When Good Enough Is More Than Good Enough

“What you have is good enough.” 

If you’ve ever been in a CCAR training with Phil Valentine facilitating, you’re probably familiar with this statement. And, if you’re like me, this echoes frequently in your head (always in Phil’s voice, of course). But why is this particular sentence so… sticky? 

When facilitating, Phil uses it when he’s given the group an assignment to work on and time is up, and there are good doobies (me included) all around the room frantically scrabbling to capture our Very Important Thoughts before we have to put our pens down. It’s a way to help us transition and bring our focus back to Phil, but it’s also a way to offer acceptance. He’s meeting us where we are. He’s telling us that however we show up, whatever we bring to the table, whatever thoughts and ideas we have – it is all worthy and accepted. 

It’s a profound statement. 

You see, I’m eternally caught between who I want to be, and who I am. It’s a daily struggle. I want to be wiser, more generous, thinner, more able-bodied, a better mother and daughter, more loving and serene… the list goes on. Most of all, though, I just want to be fully seen, and loved anyway (but that’s a whole other blog). 

So on my good days, this desire to do better keeps me striving, motivated, and working on myself. It’s the part of my recovery that’s looking ahead on the trail, excitedly saying, 

“What’s around the next corner? Let’s go and see! Let’s do this!” 

It’s what helps me continue to deepen and strengthen my recovery and move forward in my journey to be a better human, saying,  

(cue the bugles)

“Onward, soldier!” 

On my bad days, though, it gets me stuck in the mud and makes me want to retreat. It’s the voice of self-doubt that tells me I’m not good enough, that I’m too pushy, ambitious, or awkward.
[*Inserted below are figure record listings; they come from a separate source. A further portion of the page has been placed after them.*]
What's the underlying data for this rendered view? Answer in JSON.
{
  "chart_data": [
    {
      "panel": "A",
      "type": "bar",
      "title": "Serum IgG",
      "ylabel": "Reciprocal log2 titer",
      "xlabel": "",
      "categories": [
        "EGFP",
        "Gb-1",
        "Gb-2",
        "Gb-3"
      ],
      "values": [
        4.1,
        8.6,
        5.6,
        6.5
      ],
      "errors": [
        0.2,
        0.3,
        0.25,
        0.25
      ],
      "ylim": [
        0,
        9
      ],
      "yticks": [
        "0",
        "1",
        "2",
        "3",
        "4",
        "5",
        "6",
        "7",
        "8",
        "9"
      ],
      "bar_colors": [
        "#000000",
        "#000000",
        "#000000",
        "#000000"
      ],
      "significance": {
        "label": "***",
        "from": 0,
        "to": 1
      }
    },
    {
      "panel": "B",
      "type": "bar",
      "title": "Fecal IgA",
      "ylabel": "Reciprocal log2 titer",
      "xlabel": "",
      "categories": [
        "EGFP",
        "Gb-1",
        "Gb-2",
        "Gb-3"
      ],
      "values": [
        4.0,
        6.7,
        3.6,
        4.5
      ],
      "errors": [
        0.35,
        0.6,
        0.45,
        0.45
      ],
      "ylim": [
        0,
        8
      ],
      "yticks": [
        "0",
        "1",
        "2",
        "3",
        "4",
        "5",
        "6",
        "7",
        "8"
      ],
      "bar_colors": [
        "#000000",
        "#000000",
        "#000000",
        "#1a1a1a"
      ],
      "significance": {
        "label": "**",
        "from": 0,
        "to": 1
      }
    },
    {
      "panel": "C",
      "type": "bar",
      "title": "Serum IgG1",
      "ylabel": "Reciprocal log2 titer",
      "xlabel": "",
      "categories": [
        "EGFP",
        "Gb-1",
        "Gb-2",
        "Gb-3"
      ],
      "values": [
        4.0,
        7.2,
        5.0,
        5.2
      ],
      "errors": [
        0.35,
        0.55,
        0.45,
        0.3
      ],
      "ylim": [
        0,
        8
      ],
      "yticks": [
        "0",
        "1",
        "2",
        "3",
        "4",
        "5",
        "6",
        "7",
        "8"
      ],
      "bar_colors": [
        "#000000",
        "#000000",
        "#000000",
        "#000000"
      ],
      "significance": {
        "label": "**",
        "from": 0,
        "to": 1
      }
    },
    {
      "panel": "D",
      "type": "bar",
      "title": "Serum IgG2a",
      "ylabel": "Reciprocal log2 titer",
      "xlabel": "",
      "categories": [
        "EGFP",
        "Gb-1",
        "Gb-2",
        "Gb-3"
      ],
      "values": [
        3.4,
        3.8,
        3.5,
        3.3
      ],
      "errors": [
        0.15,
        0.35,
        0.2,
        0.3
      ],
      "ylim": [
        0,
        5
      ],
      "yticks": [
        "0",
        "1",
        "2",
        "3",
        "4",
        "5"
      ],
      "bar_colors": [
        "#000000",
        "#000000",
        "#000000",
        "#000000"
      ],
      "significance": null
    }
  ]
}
It’s the part that repeatedly “rehearses” in my head the dumb or insensitive thing I said to someone hours (days) after it happened, reliving the embarrassment, the whisper of “not good enough” running in the background. It’s the thing I’ve been working on for years in my recovery.

I will always be a work in progress with this. 

So when I hear Phil’s voice in my head, telling me, “What you have is good enough,” I do my best to apply that to myself. Not just to my work, or my accomplishments and achievements, or the myriad of “outside” stuff that we often measure ourselves by. But to me. Meghann. The inside part.

Who I am is good enough. 

As I work with recoverees and participants in my workshops, I listen for Phil’s voice in my head, reminding me that no matter what someone brings to the table, how little or how much, it is always good enough. I strive to meet each person where they are, regardless of where that is, and be glad to be there with them. It’s one of the key elements of recovery coaching that makes it so powerful. 

And I hope you can treat yourself that way, too, because who you are is good enough.

Meghann Perry is a Recovery Coach Professional, a Recovery Coach Academy facilitator, an actor, storyteller and teaching artist. She leads creative workshops for youth and adults through a unique combination of performing arts, recovery coaching, and substance use prevention. She’s the founder and co-creator of Recovery Storytelling, a big hit at last year’s MPRC: THE National Recovery Conference. She lives in the Boston suburbs with one human child and some furry ones, and loves to indulge her inner tomboy in the outdoors. She’s a passionate advocate of recovery for all and believes storytelling is a critical tool in making that possible.